Employee Lounge Blasphemy: Tales of a Coffee Cup

It is on rare occasion that I drink coffee. I prefer a good cup of hot tea to the often-bitter taste of coffee. Of course, there is not much of a difference between a coffee mug and a hot tea mug (unless you are an aristocrat using a delicate China teacup). I purchased my first coffee mug for use at work.

Evolve Fish… but shouldn’t it be Evolve Amphibian? ;)

The mug that I purchased came from Evolve Fish. It has a picture of Darwin’s amphibian holding a wrench and the word “Evolve” inside the body of the amphibian. The mug is navy blue and the emblem is copper.

I did not think I would have a problem with the cup, as it was usually in my hand or on my desk next to my monitor. One would think that after living in the heart of the Bible Belt for three years that I would have learned by now that anything portraying a non-Christian attitude would become a problem eventually.

As I strolled through the small office of fifty-five employees, I ran across a smorgasbord of Christian paraphernalia. Little plaques with prayers, icons in the shape of crosses and the Virgin Mary, ceramic angels and other religious figurines, various items containing the Lord’s Prayer, and plenty of other items. These items do not offend me, but do provide me with the occasional chuckle.

After using my new coffee mug for about three weeks, the manager of the office approached me and asked if she could talk to me in private. I do not work directly for the manager. I contracted to her office through a third-party vendor, so other than being able to put in a nasty word about me to my managers; she had no bearing on my job. Usually when she approached me, it was to ask a question about the contract or about personnel affected by the contract. More often than not, it was a computer-related question, as I was there specifically to replace their old system with a new one.

On this particular occasion, the question and conversation changed, and our relationship changed. Simply put, she told me there had been complaints about my coffee mug and that I should remove it from the office. I felt like a six-year-old child scolded for using the big kid’s toys. The situation was embarrassing and humiliating.

At the same time, it was infuriating, frustrating, and made me exceptionally resentful toward her. I was resentful toward her because as a manager she should have known better (and known the law). I was resentful toward her because as a Christian she concurred with the employees that had complained. This was clearly an issue of religious discrimination and I was worried at the time about getting into a lawsuit that I could not afford.

I agreed to remove my coffee mug on one condition; all other religious paraphernalia be removed from the office as well. While the paraphernalia did not offend me, I told her that it did. I told her that angels, prayer papers, and crosses, et al, offended me and to remove them.

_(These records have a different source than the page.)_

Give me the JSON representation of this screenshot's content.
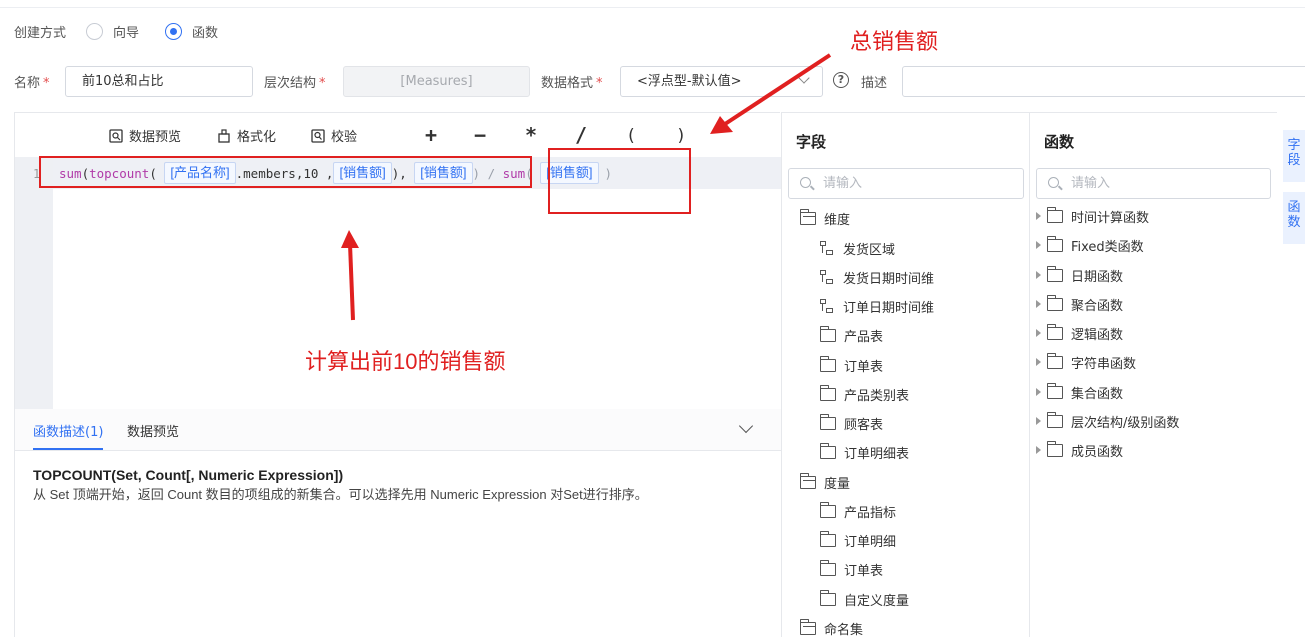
{
  "create_mode": {
    "label": "创建方式",
    "options": [
      {
        "label": "向导",
        "selected": false
      },
      {
        "label": "函数",
        "selected": true
      }
    ]
  },
  "form": {
    "name_label": "名称",
    "name_value": "前10总和占比",
    "hierarchy_label": "层次结构",
    "hierarchy_value": "[Measures]",
    "format_label": "数据格式",
    "format_value": "<浮点型-默认值>",
    "help_glyph": "?",
    "desc_label": "描述",
    "desc_value": "",
    "required_mark": "*"
  },
  "toolbar": {
    "preview": "数据预览",
    "format": "格式化",
    "validate": "校验",
    "operators": [
      "+",
      "−",
      "*",
      "/",
      "(",
      ")"
    ]
  },
  "editor": {
    "line_number": "1",
    "code": {
      "sum1": "sum",
      "p1": "(",
      "topcount": "topcount",
      "p2": "( ",
      "tok1": "[产品名称]",
      "members": ".members,10 ,",
      "tok2": "[销售额]",
      "close1": "), ",
      "tok3": "[销售额]",
      "close2": ") / ",
      "sum2": "sum",
      "p3": "( ",
      "tok4": "[销售额]",
      "close3": ")"
    }
  },
  "annotations": {
    "total": "总销售额",
    "top10": "计算出前10的销售额"
  },
  "desc_tabs": [
    {
      "label": "函数描述(1)",
      "active": true
    },
    {
      "label": "数据预览",
      "active": false
    }
  ],
  "description": {
    "title": "TOPCOUNT(Set, Count[, Numeric Expression])",
    "text": "从 Set 顶端开始，返回 Count 数目的项组成的新集合。可以选择先用 Numeric Expression 对Set进行排序。"
  },
  "fields": {
    "title": "字段",
    "search_placeholder": "请输入",
    "groups": [
      {
        "label": "维度",
        "items": [
          {
            "label": "发货区域",
            "icon": "hierarchy-icon"
          },
          {
            "label": "发货日期时间维",
            "icon": "hierarchy-icon"
          },
          {
            "label": "订单日期时间维",
            "icon": "hierarchy-icon"
          },
          {
            "label": "产品表",
            "icon": "folder-icon"
          },
          {
            "label": "订单表",
            "icon": "folder-icon"
          },
          {
            "label": "产品类别表",
            "icon": "folder-icon"
          },
          {
            "label": "顾客表",
            "icon": "folder-icon"
          },
          {
            "label": "订单明细表",
            "icon": "folder-icon"
          }
        ]
      },
      {
        "label": "度量",
        "items": [
          {
            "label": "产品指标",
            "icon": "folder-icon"
          },
          {
            "label": "订单明细",
            "icon": "folder-icon"
          },
          {
            "label": "订单表",
            "icon": "folder-icon"
          },
          {
            "label": "自定义度量",
            "icon": "folder-icon"
          }
        ]
      },
      {
        "label": "命名集",
        "items": []
      }
    ]
  },
  "functions": {
    "title": "函数",
    "search_placeholder": "请输入",
    "items": [
      "时间计算函数",
      "Fixed类函数",
      "日期函数",
      "聚合函数",
      "逻辑函数",
      "字符串函数",
      "集合函数",
      "层次结构/级别函数",
      "成员函数"
    ]
  },
  "side_tabs": [
    "字段",
    "函数"
  ],
  "colors": {
    "accent": "#3171f2",
    "annotation": "#e02020",
    "token_bg": "#f4f8ff"
  }
}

Constitutional Law: the one aspect of law where there is no law enforcement.

She looked at me tentatively and hesitated. After pondering the situation for a while, she reluctantly allowed me to keep the coffee mug. I decided to let the discussion with her go at that instead of getting into a discussion on the Constitution and discrimination. While her motives for making the right decision were incorrect, at least she had made the right decision.

This event led me to be more open about my atheism and conclusion that the Theory of Evolution was the most scientifically sound theory for the abundance of life on the planet. I purchased the Darwin and Science emblems and placed them on the edge of my monitor. I also purchased a plastic Iguana for the top of my monitor, and a Darwin mouse pad.

While she (and other employees) looked at me scornfully when walking by, she never mentioned the incident again. The employees that complained became more openly vocal instead of going behind my back. A few discussions ensued that Christian employees instigated. I was willing to discuss the issue with them, although I asked them to return at lunch and we could discuss it while we were not on company time.

These conversations were usually an attempt by the Christian employee to convert and/or witness. I never gave the conversation a chance to develop in that direction and constantly maintained control of the conversation. I asked questions and I made statements. It continues to befuddle me how many Christians are taken aback when non-Christians know the Bible and the history of the Bible and Christianity better than they do. To them, intricate knowledge of the Bible is the best reason for being a believer.

A couple of employees approached me, congratulated me, and admitted their agnosticism and atheism to me. They said they wished they could do the same thing but were afraid of the repercussions and consequences. Since then, one of those employees has come out of the closet and admitted her atheism to her family and to her coworkers.

Since then my contract has ended and I have moved on to another office. I have always known that religious discrimination was a problem but had never encountered it personally in the workplace until that incident. I have encountered hatred and discrimination outside the workplace on many occasions, though.

As I look back on the incident, it is still hard for me to imagine that a little coffee cup created such a stir and could have possibly forced a discrimination lawsuit. Such is life in the heart of the Bible Belt.